Crisis-hit Toyota said on March 29 that global sales rose 13% year-on-year in February, but analysts warned that the fall-out from recent mass safety recalls would continue to hang over the car giant.
The Toyota group, which includes brands Daihatsu and Hino trucks, sold 613,845 vehicles worldwide last month, up from 543,435 a year earlier.
The group's global production in the same period jumped 69.2% to 734,631 units, of which 655,180 were for Toyota in an 82.7% jump for the brand.
Analysts said the figures were unsurprising given the auto industry's troubles a year earlier as the economic downturn eroded demand, and a low basis of comparison offset Toyota's reduced output in response to a global recall. "The robust figures were largely due to a rebound from its sizeable slump a year earlier. There was no surprise.
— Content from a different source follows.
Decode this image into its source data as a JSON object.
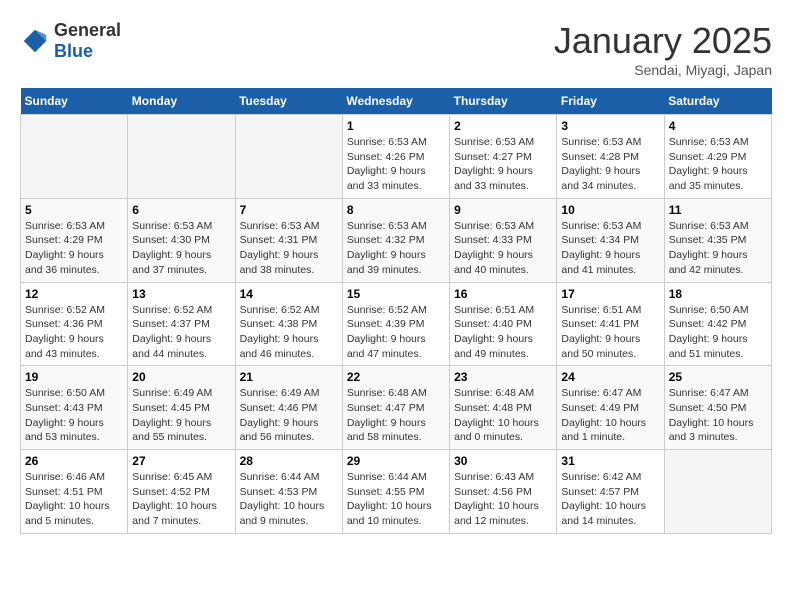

The figures were within expectations," said Mamoru Kato, auto analyst at Tokai Tokyo Research Center. "It is too early to be optimistic about the fate of Toyota."
Domestic sales continue to rise however, surging 32% year-on-year to 210,767 units, with sales in the Toyota brand alone up 49.9%. The figures were largely boosted by the success of the Prius hybrid model, the bestselling car in Japan for the ninth consecutive month.
Vehicle exports from Japan more than doubled to 161,533 units.
However, "the negative impact of its mass recall is being felt in developed countries except Japan," said Kato. "The prospect for Toyota's business activities is still uncertain."
Earlier this month, the automaker said sales in the United States fell 8.7% year-on-year in February to 100,027 units.
The increases came even as the company suspended some production lines at five North American plants for five days in early February following the decision to halt sales of eight models due to accelerator pedal problems. Toyota decided to suspend other production operations in the U.S. and Europe in March and April, and in Japan from the spring of this year. It said last week that it aims to finalize a plan to streamline output operations in Japan by summer.